Here is the meeting summary of the incident i am having:
Dynatrace RUM Issue Summary:
All requests to the backend come over the azure firewall and are routed to the application gateway (WAF in detection mode), and finally to the backend.
We tried to re-produce the error normally and also by bypassing the application gateway to see if the problem is with the infrastructure and web application firewall.
Here I will summarize our findings:
Testing Without Application Gateway
When the application is bypassed and the traffic is forwarded from the Azure firewall straight to the backend, it works fine and the error does not appear.
The response cookie “dtCookie” is returned.
This suggests that the issue may be with the application gateway or the application gateway WAF.
Testing With Application Gateway (with WAF activated)
We changed the routing back to normal (azure firewall > application gateway> backend)
The error was reproduced.
When cache is disabled, the error does not occur.
Dynatrace seems to add cookies as part of the monitoring. They may be causing issues with the WAF, might be detected as some sort of threat. Cookie size could be an issue – possible size limit on app gateway WAF.
Something is preventing the response cookie. The Dynatrace response cookie is not received - dtCookie
There are many cookies now, the request is getting quite big. It may be possible that the total size of request is bigger than the limit. Limit is 128KB.
WAF rule set could also be blocking due to the inject.
There should be a way to exclude the “dtCookie” from the evaluation with custom WAF rule for each application. (not possible as a global rule, needs a custom rule for each application)
Testing With Application Gateway (with WAF disabled)
After disabling WAF – error still appeared. This suggests that the WAF is not causing the problem.
Maybe other backend settings on application gateway are affecting this – cookie affinity..

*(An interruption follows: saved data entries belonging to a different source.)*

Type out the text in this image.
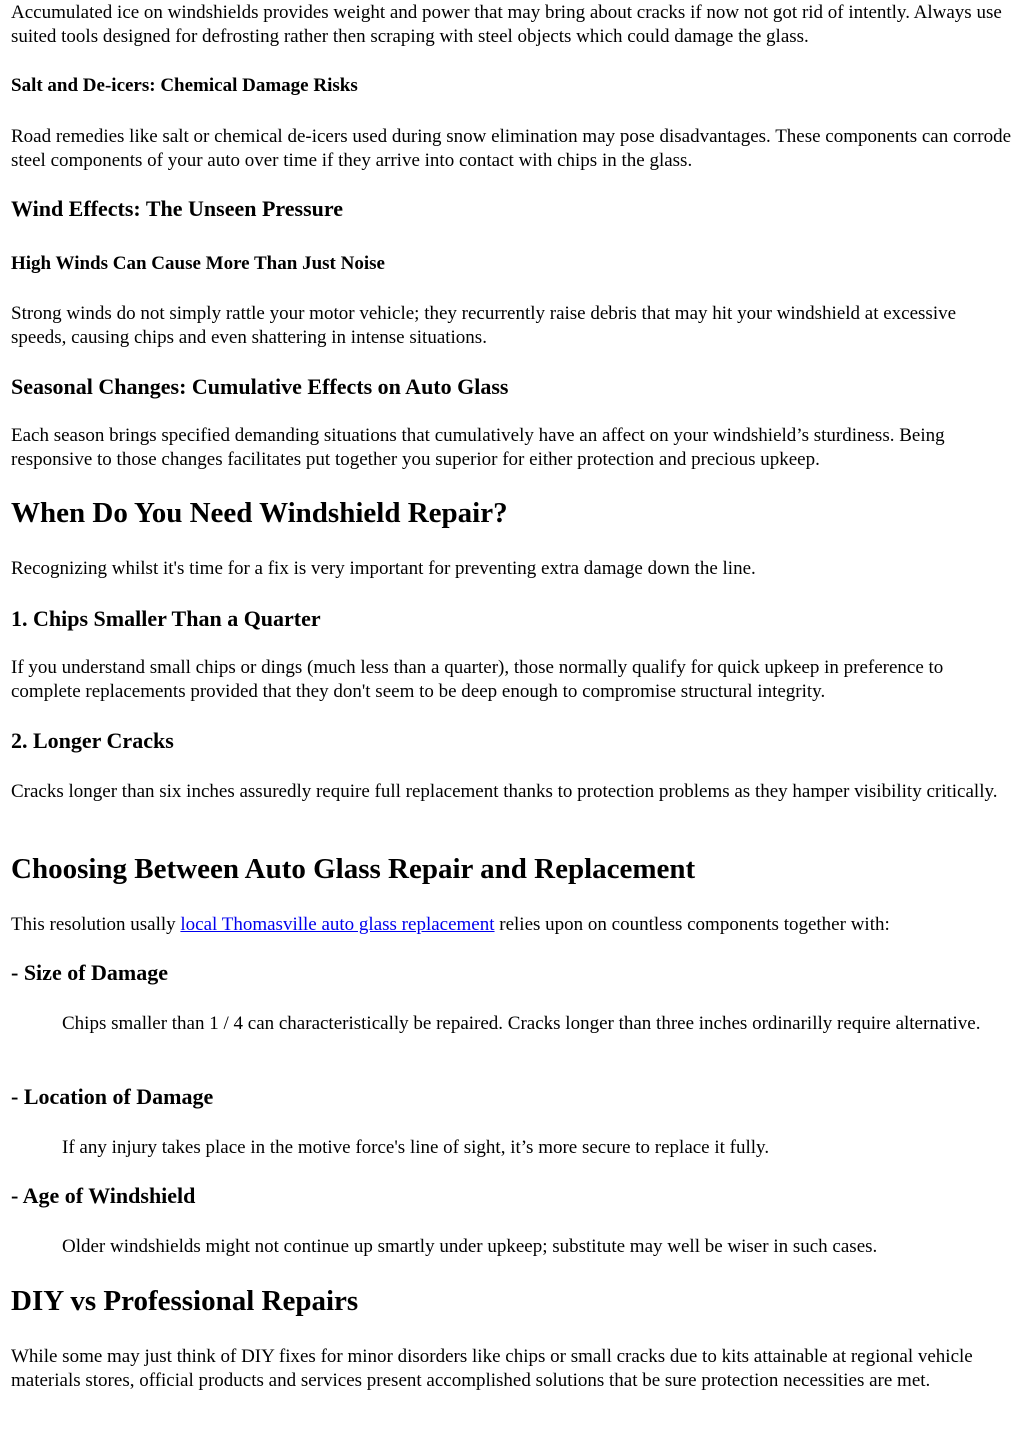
Accumulated ice on windshields provides weight and power that may bring about cracks if now not got rid of intently. Always use suited tools designed for defrosting rather then scraping with steel objects which could damage the glass.

Salt and De-icers: Chemical Damage Risks

Road remedies like salt or chemical de-icers used during snow elimination may pose disadvantages. These components can corrode steel components of your auto over time if they arrive into contact with chips in the glass.

Wind Effects: The Unseen Pressure
High Winds Can Cause More Than Just Noise

Strong winds do not simply rattle your motor vehicle; they recurrently raise debris that may hit your windshield at excessive speeds, causing chips and even shattering in intense situations.

Seasonal Changes: Cumulative Effects on Auto Glass

Each season brings specified demanding situations that cumulatively have an affect on your windshield’s sturdiness. Being responsive to those changes facilitates put together you superior for either protection and precious upkeep.

When Do You Need Windshield Repair?

Recognizing whilst it's time for a fix is very important for preventing extra damage down the line.

1. Chips Smaller Than a Quarter

If you understand small chips or dings (much less than a quarter), those normally qualify for quick upkeep in preference to complete replacements provided that they don't seem to be deep enough to compromise structural integrity.

2. Longer Cracks

Cracks longer than six inches assuredly require full replacement thanks to protection problems as they hamper visibility critically.

Choosing Between Auto Glass Repair and Replacement

This resolution usally local Thomasville auto glass replacement relies upon on countless components together with:

- Size of Damage

Chips smaller than 1 / 4 can characteristically be repaired. Cracks longer than three inches ordinarilly require alternative.

- Location of Damage

If any injury takes place in the motive force's line of sight, it’s more secure to replace it fully.

- Age of Windshield

Older windshields might not continue up smartly under upkeep; substitute may well be wiser in such cases.

DIY vs Professional Repairs

While some may just think of DIY fixes for minor disorders like chips or small cracks due to kits attainable at regional vehicle materials stores, official products and services present accomplished solutions that be sure protection necessities are met.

There are no logs on the backend. Can see in traefik, request goes to user management backend, no error, but response is never received. Everything has a response of 200
Configuration endpoint being called in the request is managed by development team – will need their support.
Need more information from Dynatrace about how the injection works – next session
Additional info about browsers:
Works on firefox and brave and safari browsers with no error’s.

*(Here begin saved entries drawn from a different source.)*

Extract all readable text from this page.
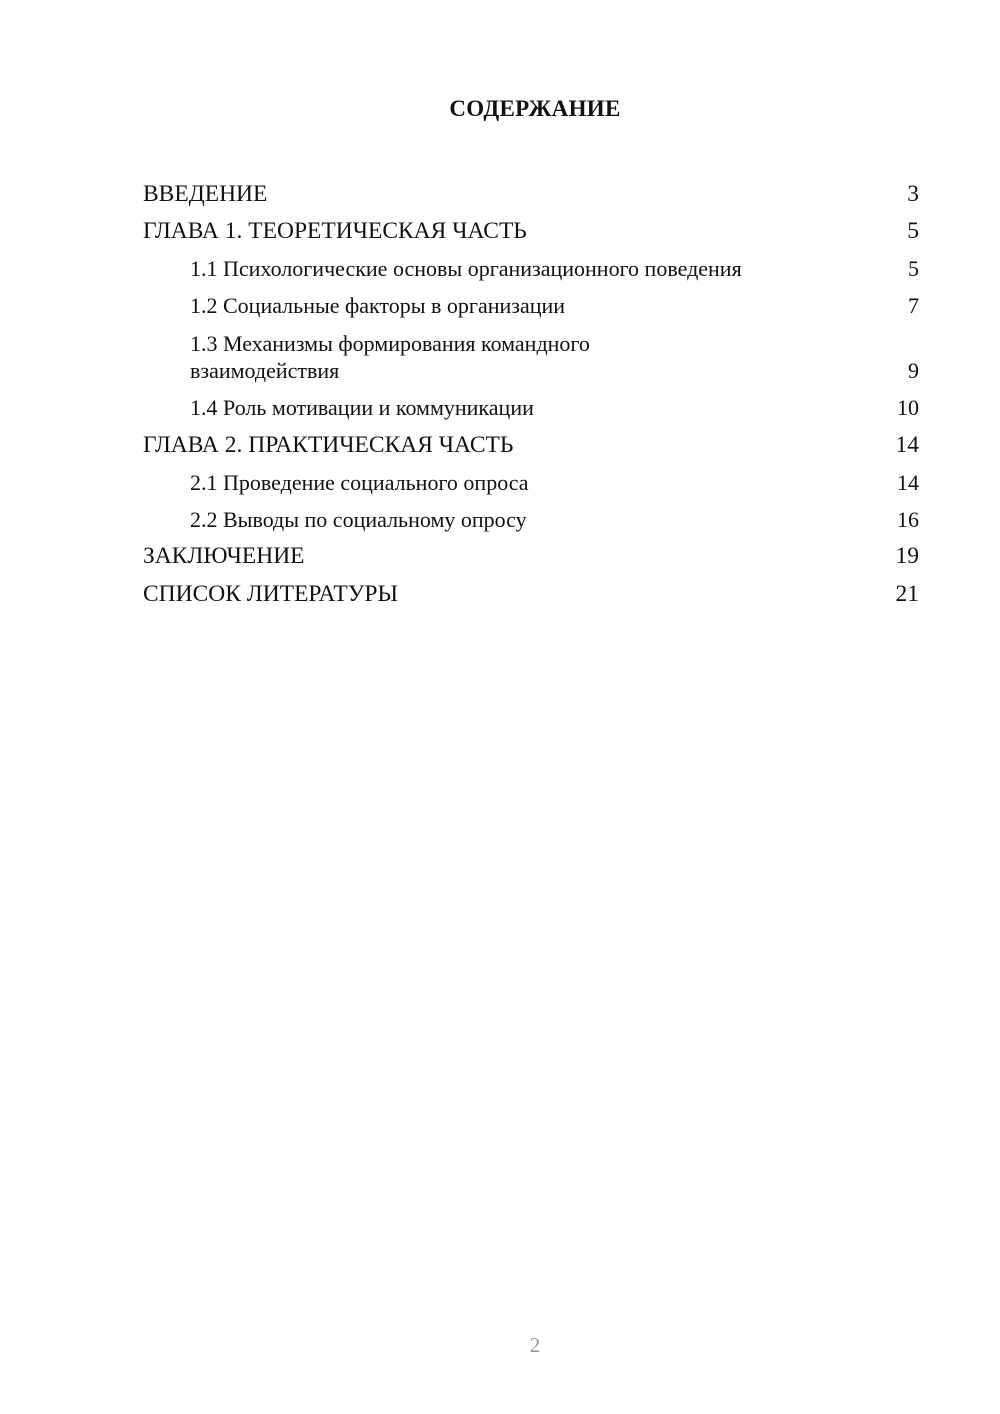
СОДЕРЖАНИЕ
ВВЕДЕНИЕ	3
ГЛАВА 1. ТЕОРЕТИЧЕСКАЯ ЧАСТЬ	5
1.1 Психологические основы организационного поведения	5
1.2 Социальные факторы в организации	7
1.3 Механизмы формирования командного взаимодействия	9
1.4 Роль мотивации и коммуникации	10
ГЛАВА 2. ПРАКТИЧЕСКАЯ ЧАСТЬ	14
2.1 Проведение социального опроса	14
2.2 Выводы по социальному опросу	16
ЗАКЛЮЧЕНИЕ	19
СПИСОК ЛИТЕРАТУРЫ	21
2
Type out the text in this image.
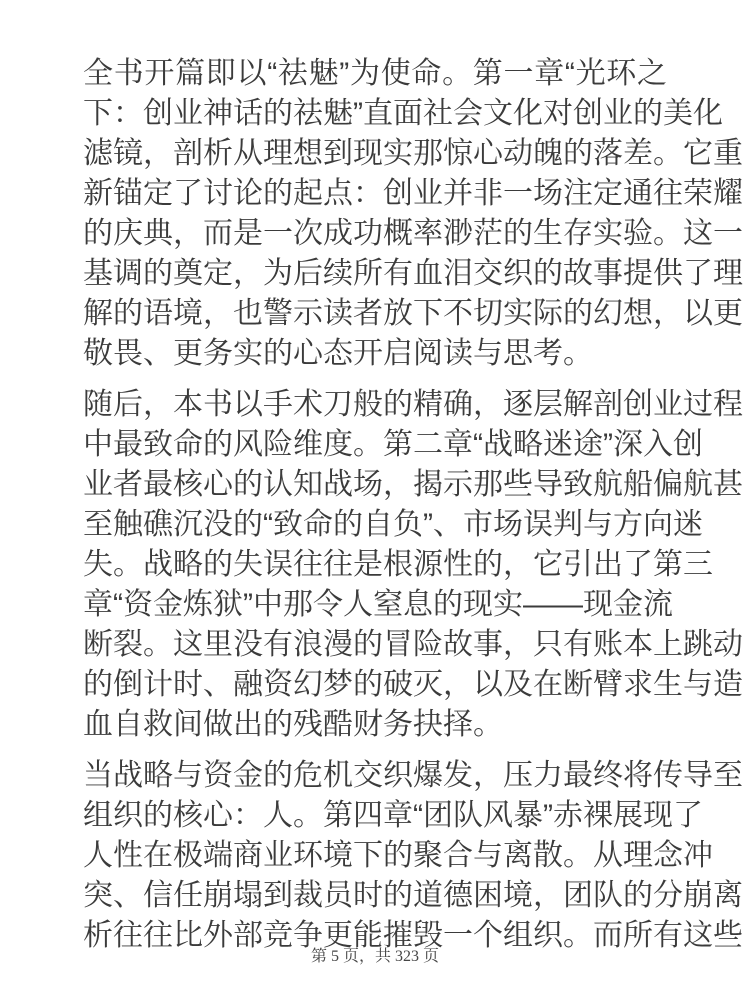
全书开篇即以“祛魅”为使命。第一章“光环之
下：创业神话的祛魅”直面社会文化对创业的美化
滤镜，剖析从理想到现实那惊心动魄的落差。它重
新锚定了讨论的起点：创业并非一场注定通往荣耀
的庆典，而是一次成功概率渺茫的生存实验。这一
基调的奠定，为后续所有血泪交织的故事提供了理
解的语境，也警示读者放下不切实际的幻想，以更
敬畏、更务实的心态开启阅读与思考。
随后，本书以手术刀般的精确，逐层解剖创业过程
中最致命的风险维度。第二章“战略迷途”深入创
业者最核心的认知战场，揭示那些导致航船偏航甚
至触礁沉没的“致命的自负”、市场误判与方向迷
失。战略的失误往往是根源性的，它引出了第三
章“资金炼狱”中那令人窒息的现实——现金流
断裂。这里没有浪漫的冒险故事，只有账本上跳动
的倒计时、融资幻梦的破灭，以及在断臂求生与造
血自救间做出的残酷财务抉择。
当战略与资金的危机交织爆发，压力最终将传导至
组织的核心：人。第四章“团队风暴”赤裸展现了
人性在极端商业环境下的聚合与离散。从理念冲
突、信任崩塌到裁员时的道德困境，团队的分崩离
析往往比外部竞争更能摧毁一个组织。而所有这些
第 5 页，共 323 页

Doesn’t work on edge and chrome
Error is present when using edge and chrome, it is not present when using firefox, brave and safari
Error is present when application gateway is used
Error is present when WAF is enabled
Error is present when WAF is disabled
Error is not present when browser cache is disabled
Error is not present when application gateway is not used
We don’t understand how the injection works – needs explanation from Dynatrace
This is a weird issue. I have a guess what I would share with you.

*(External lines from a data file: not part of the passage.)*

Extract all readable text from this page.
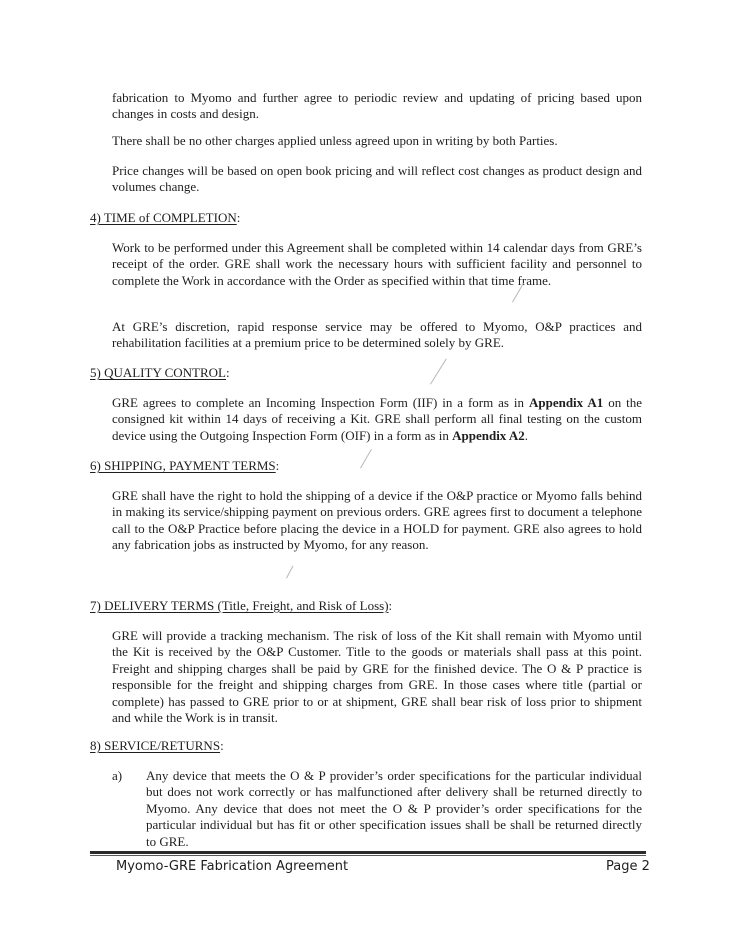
fabrication to Myomo and further agree to periodic review and updating of pricing based upon changes in costs and design.

There shall be no other charges applied unless agreed upon in writing by both Parties.

Price changes will be based on open book pricing and will reflect cost changes as product design and volumes change.

4) TIME of COMPLETION:

Work to be performed under this Agreement shall be completed within 14 calendar days from GRE’s receipt of the order. GRE shall work the necessary hours with sufficient facility and personnel to complete the Work in accordance with the Order as specified within that time frame.

At GRE’s discretion, rapid response service may be offered to Myomo, O&P practices and rehabilitation facilities at a premium price to be determined solely by GRE.

5) QUALITY CONTROL:

GRE agrees to complete an Incoming Inspection Form (IIF) in a form as in Appendix A1 on the consigned kit within 14 days of receiving a Kit. GRE shall perform all final testing on the custom device using the Outgoing Inspection Form (OIF) in a form as in Appendix A2.

6) SHIPPING, PAYMENT TERMS:

GRE shall have the right to hold the shipping of a device if the O&P practice or Myomo falls behind in making its service/shipping payment on previous orders. GRE agrees first to document a telephone call to the O&P Practice before placing the device in a HOLD for payment. GRE also agrees to hold any fabrication jobs as instructed by Myomo, for any reason.

7) DELIVERY TERMS (Title, Freight, and Risk of Loss):

GRE will provide a tracking mechanism. The risk of loss of the Kit shall remain with Myomo until the Kit is received by the O&P Customer. Title to the goods or materials shall pass at this point. Freight and shipping charges shall be paid by GRE for the finished device. The O & P practice is responsible for the freight and shipping charges from GRE. In those cases where title (partial or complete) has passed to GRE prior to or at shipment, GRE shall bear risk of loss prior to shipment and while the Work is in transit.

8) SERVICE/RETURNS:

a) Any device that meets the O & P provider’s order specifications for the particular individual but does not work correctly or has malfunctioned after delivery shall be returned directly to Myomo. Any device that does not meet the O & P provider’s order specifications for the particular individual but has fit or other specification issues shall be shall be returned directly to GRE.

Myomo-GRE Fabrication Agreement	Page 2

It can happen that even if the WAF is disabled then it is still working as the Tier of the AppGW is still WAF_v2.
Honestly I don’t know but MS can make a statement here but it is a strong guess that even in this case the “mandatory rules” are still in charge.
I checked the WAF logs and I can see that the backend violates rule nr. 980130 and nr. 949110.
Should i create an WAF policy to exclude these rules?
This is the Log query what I used:
| where Category == "ApplicationGatewayFirewallLog"
| where action_s == "Detected"
| where hostname_s == "test.XXXXXXXXXXXXXXXX"
| project TimeGenerated, hostname_s, requestUri_s, Message, clientIp_s, ruleId_s, details_message_s, details_file_s, policyScope_s, policyScopeName_s
| sort by TimeGenerated
| limit 100
Could someone help me ?